Last night I was sitting in the front room watching a film and eating, when there was a knock at the door. My heart started racing and I started shaking and sweating and actually stopped breathing for a bit. I stood at the living room door, knowing I was in the flat alone not moving. A second knock came. At this point I just wanted to cry. Then N walked out of his room. He did make me jump, I turned to him telling him that 'The Husband' might be at the door and not to let him in. He said it wouldn't be, it was probably his friend. Sure enough it was. So I freaked out for no reason. It took me an hour to stop shaking.
Today my co-worker didn't talk to me at all. She wasn't horrible but it was noticed by a couple that she didn't talk to me. Later on I explained to N why I freaked out last night, and thank him for allowing me to join in his poker game. N was really understanding.
I'm going to my mother's this weekend so I'll tell her what's happened and just let her give me some love and caring and tenderness because dude I need to get out of my flat and this situation. What I really want more than anything else in the world is not to be scared of being in my flat, not to be scared of walking out of my flat, not to lock myself in my room. I don't want to be scared if I bump into him or her.
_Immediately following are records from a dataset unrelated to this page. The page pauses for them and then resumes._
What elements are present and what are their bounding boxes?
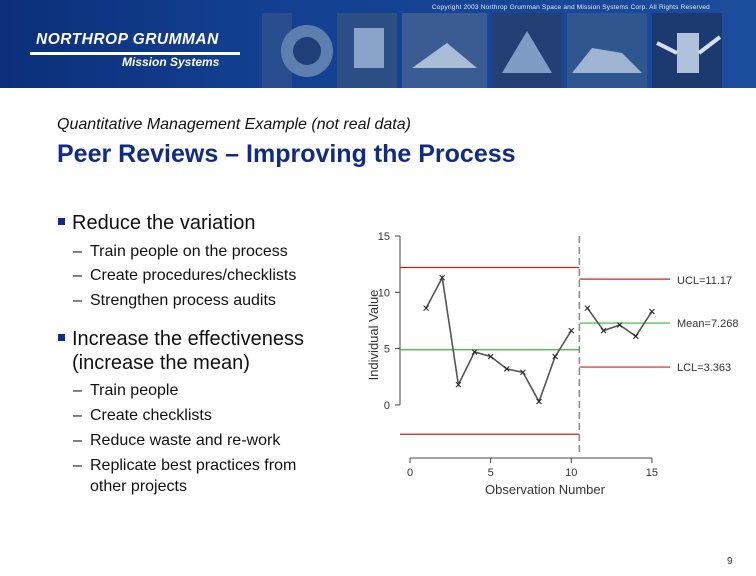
data-point — [487, 353, 494, 360]
data-point — [584, 305, 591, 311]
data-point — [503, 366, 510, 372]
y-tick-label: 5 — [384, 344, 390, 356]
series-line-phase2 — [586, 307, 653, 338]
slide-title: Peer Reviews – Improving the Process — [57, 140, 516, 168]
copyright-notice: Copyright 2003 Northrop Grumman Space an… — [431, 4, 710, 11]
control-chart: 0 5 10 15 0 5 10 15 Observation Number Individual… — [366, 231, 738, 497]
data-point — [616, 322, 623, 328]
lcl-label: LCL=3.363 — [677, 362, 731, 374]
division-name: Mission Systems — [122, 55, 220, 69]
bullet-reduce-variation: Reduce the variation — [58, 212, 255, 235]
x-tick-label: 5 — [488, 467, 494, 479]
bullet-square-icon — [58, 334, 65, 342]
data-point — [423, 305, 429, 311]
data-point — [455, 381, 462, 388]
x-tick-label: 0 — [407, 467, 413, 479]
list-item: – Create procedures/checklists — [73, 267, 297, 284]
mean-label: Mean=7.268 — [677, 318, 738, 330]
bullet-square-icon — [58, 218, 65, 226]
data-point — [568, 327, 575, 334]
data-point — [600, 327, 607, 334]
bullet-increase-effectiveness-cont: (increase the mean) — [72, 352, 250, 374]
bullet-increase-effectiveness: Increase the effectiveness — [58, 328, 304, 351]
list-item: – Replicate best practices from — [73, 457, 297, 474]
data-point — [649, 308, 655, 315]
x-tick-label: 10 — [565, 467, 577, 479]
data-point — [439, 274, 446, 281]
x-axis-title: Observation Number — [485, 482, 606, 497]
ucl-label: UCL=11.17 — [677, 275, 732, 287]
header-banner: Copyright 2003 Northrop Grumman Space an… — [0, 0, 756, 88]
data-point — [520, 369, 526, 376]
data-point — [471, 349, 478, 355]
data-point — [536, 398, 542, 405]
series-line-phase1 — [425, 275, 572, 404]
list-item: – Reduce waste and re-work — [73, 432, 281, 449]
list-item-continuation: other projects — [90, 478, 187, 495]
data-point — [552, 353, 559, 360]
list-item: – Strengthen process audits — [73, 292, 276, 309]
logo-divider — [30, 52, 240, 55]
y-tick-label: 15 — [378, 231, 390, 243]
list-item: – Create checklists — [73, 407, 212, 424]
company-logo-wordmark: NORTHROP GRUMMAN — [36, 31, 219, 48]
data-point — [632, 333, 639, 340]
page-number: 9 — [727, 556, 733, 567]
list-item: – Train people on the process — [73, 243, 288, 260]
photo-montage — [262, 13, 722, 88]
y-tick-label: 10 — [378, 287, 390, 299]
y-axis-title: Individual Value — [366, 290, 381, 381]
list-item: – Train people — [73, 382, 179, 399]
y-tick-label: 0 — [384, 400, 390, 412]
slide-subtitle: Quantitative Management Example (not rea… — [57, 116, 411, 133]
x-tick-label: 15 — [646, 467, 658, 479]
Why do these things have to happen to me, it sucks. I must be a really bad person for this sort of thing to happen. I need to be a nicer person and then perhaps nice things will happen to me.
I think you are nice enough. And nice people have ugly experiences now and
then too. This didn't happen because of you; it happened because of him. He
has the problem. Your possibility may had been to call the police when he
was invading the calmness of your home, your privacy. That would have made
him think about what he was doing.
I don't really know how to follow Darwin's comment. He (I've always assumed
Darwin is male, but now I'm unsure why?) seems to have covered all the
bases. The important thing to understand is that the husband is the one
with the problem. His reaction is totally out of line. Completely
unacceptable. That is not your fault! You are the victim here, not the
culprit.
You are absolutely not a bad person. This whole thing was 'The Husband''s
fault. Some shit stuff has been happening to you but it's just stuff; it
doesn't say anything about how good a person you are.
I agree. We live in a world where bad things can happen to good people. I
tend to think that it evens out in the long run, but the long run can be a
long time to wait when this sort of garbage is happening.